J’exige plutôt qu’on m’amène à la taverne qu’on aura ouverte pour me repaître. A quoi bon être discret quand on peut avoir les égards d’un prince ? Certains se sont enfuis quand j’ai agité la langue, d’autres sont restés qui maintenant s’exécutent. Fieffés gredins, je vois à vos yeux tristes que vous n’avez pas l’envie derrière le geste.

Ou plutôt, si, vous avez l’envie mais pas celle de me servir. Ou plutôt si, vous avez l’envie de me servir mais pas de me servir à manger. Vous, ce que vous désirez, et je le lis dans vos petites billes chafouines qui ne s’arrêtent jamais dans leurs orbites craintives, c’est me servir au premier comptoir des primes que vous pourriez croiser sur votre route de repentis. Je vaux tant que ça et vous le savez mieux que moi.

- En effet ! Jugez plutôt, Saigneur…

La majuscule m’interpelle. L’homme qui vient de faire son intéressant sans peurs mais avec plein de reproches  potentiels m’est introduit comme le vieux Abe, fumiste de première catégorie et suppléant céans de son altesse le premier commandant de. De je ne sais pas, je n’écoute pas jusqu’à la fin toute la présentation pompeuse qu’il me refourgue.
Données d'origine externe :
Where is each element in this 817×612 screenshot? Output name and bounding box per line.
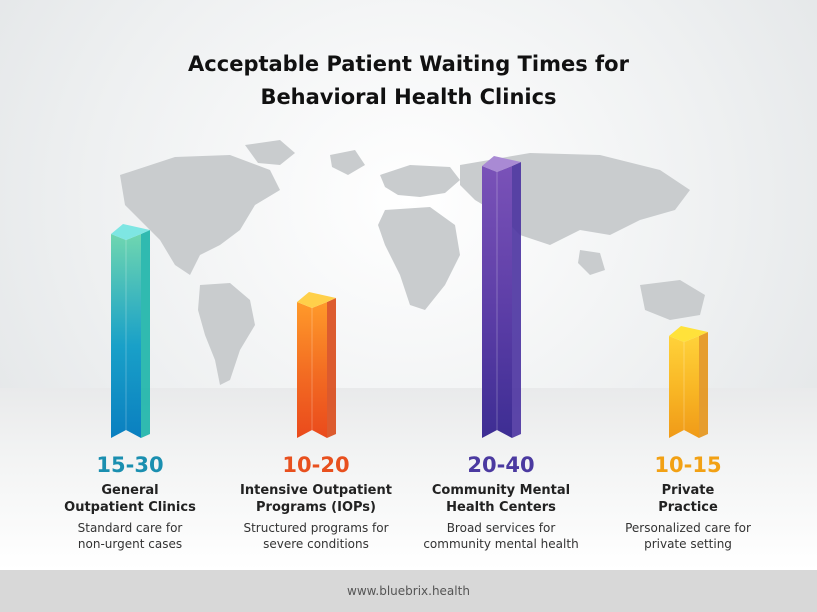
category-description-3: Broad services for community mental healt… (411, 520, 591, 552)
bar-front-4 (669, 336, 699, 438)
category-description-line: non-urgent cases (77, 537, 183, 551)
category-description-line: Personalized care for (625, 521, 751, 535)
bar-side-1 (141, 230, 150, 438)
bar-front-2 (297, 302, 327, 438)
bar-cap-3 (482, 156, 521, 172)
chart-title: Acceptable Patient Waiting Times for Beh… (0, 48, 817, 114)
data-label-4: 10-15 (654, 453, 722, 477)
category-label-line: Community Mental (431, 483, 571, 498)
category-label-1: General Outpatient Clinics (40, 482, 220, 516)
chart-title-line-1: Acceptable Patient Waiting Times for (188, 52, 629, 76)
bar-side-2 (327, 298, 336, 438)
category-description-line: Standard care for (77, 521, 183, 535)
category-label-3: Community Mental Health Centers (411, 482, 591, 516)
category-description-line: community mental health (423, 537, 579, 551)
chart-title-line-2: Behavioral Health Clinics (260, 85, 557, 109)
category-label-line: General (101, 483, 159, 498)
category-description-line: private setting (644, 537, 732, 551)
category-label-group-4: 10-15 Private Practice Personalized care fo… (598, 452, 778, 552)
bar-front-1 (111, 234, 141, 438)
category-description-line: severe conditions (263, 537, 369, 551)
category-label-line: Health Centers (446, 500, 556, 515)
category-description-1: Standard care for non-urgent cases (40, 520, 220, 552)
category-label-line: Programs (IOPs) (256, 500, 376, 515)
bar-front-3 (482, 166, 512, 438)
category-label-group-1: 15-30 General Outpatient Clinics Standard c… (40, 452, 220, 552)
data-label-2: 10-20 (282, 453, 350, 477)
category-description-line: Broad services for (446, 521, 556, 535)
bar-side-4 (699, 332, 708, 438)
bar-4 (669, 326, 708, 438)
bar-3 (482, 156, 521, 438)
data-label-3: 20-40 (467, 453, 535, 477)
category-label-group-3: 20-40 Community Mental Health Centers Broad… (411, 452, 591, 552)
category-description-2: Structured programs for severe conditions (226, 520, 406, 552)
bar-cap-4 (669, 326, 708, 342)
category-label-line: Private (661, 483, 715, 498)
category-label-2: Intensive Outpatient Programs (IOPs) (226, 482, 406, 516)
category-label-4: Private Practice (598, 482, 778, 516)
bar-cap-2 (297, 292, 336, 308)
category-label-line: Outpatient Clinics (64, 500, 196, 515)
data-label-1: 15-30 (96, 453, 164, 477)
category-description-line: Structured programs for (243, 521, 389, 535)
category-label-line: Intensive Outpatient (240, 483, 392, 498)
bar-chart (111, 156, 708, 438)
bar-cap-1 (111, 224, 150, 240)
category-label-group-2: 10-20 Intensive Outpatient Programs (IOPs)… (226, 452, 406, 552)
category-label-line: Practice (658, 500, 718, 515)
footer-url[interactable]: www.bluebrix.health (0, 570, 817, 612)
bar-2 (297, 292, 336, 438)
category-description-4: Personalized care for private setting (598, 520, 778, 552)
bar-side-3 (512, 162, 521, 438)
bar-1 (111, 224, 150, 438)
Il essaie en plus de m’embobiner en curant ses prémolaires inférieures gauches avec un de ses ciseaux à os, mais je suis plus absorbé par le papier qu’il a extrait d’une de ses poches de personnage très secondaire, un peu utile au demeurant. Je lui prends la petite annonce de la main. A moi.

Gouge rousse, je suis l’homme qui vaut cinq cents millions désormais. Un demi-milliard.

Tahar Tahgel
490.000.000


Je siffle, apprécie. Les fantasmes sur ma personne des brebis égarées alentour prennent une saveur nouvelle, se justifient soudain bien mieux. Le morne ordonnancement approximatif de ma coiffure représente à lui seul plus que tout l’argent raflé par leurs mains d’infamie depuis leur venue au monde. Quelle leçon sur la vanité de tout, mes aïeux ! Et de quelle magnificence voilà mon aura drapée, en ce pays où règne la plus grosse. Aura ?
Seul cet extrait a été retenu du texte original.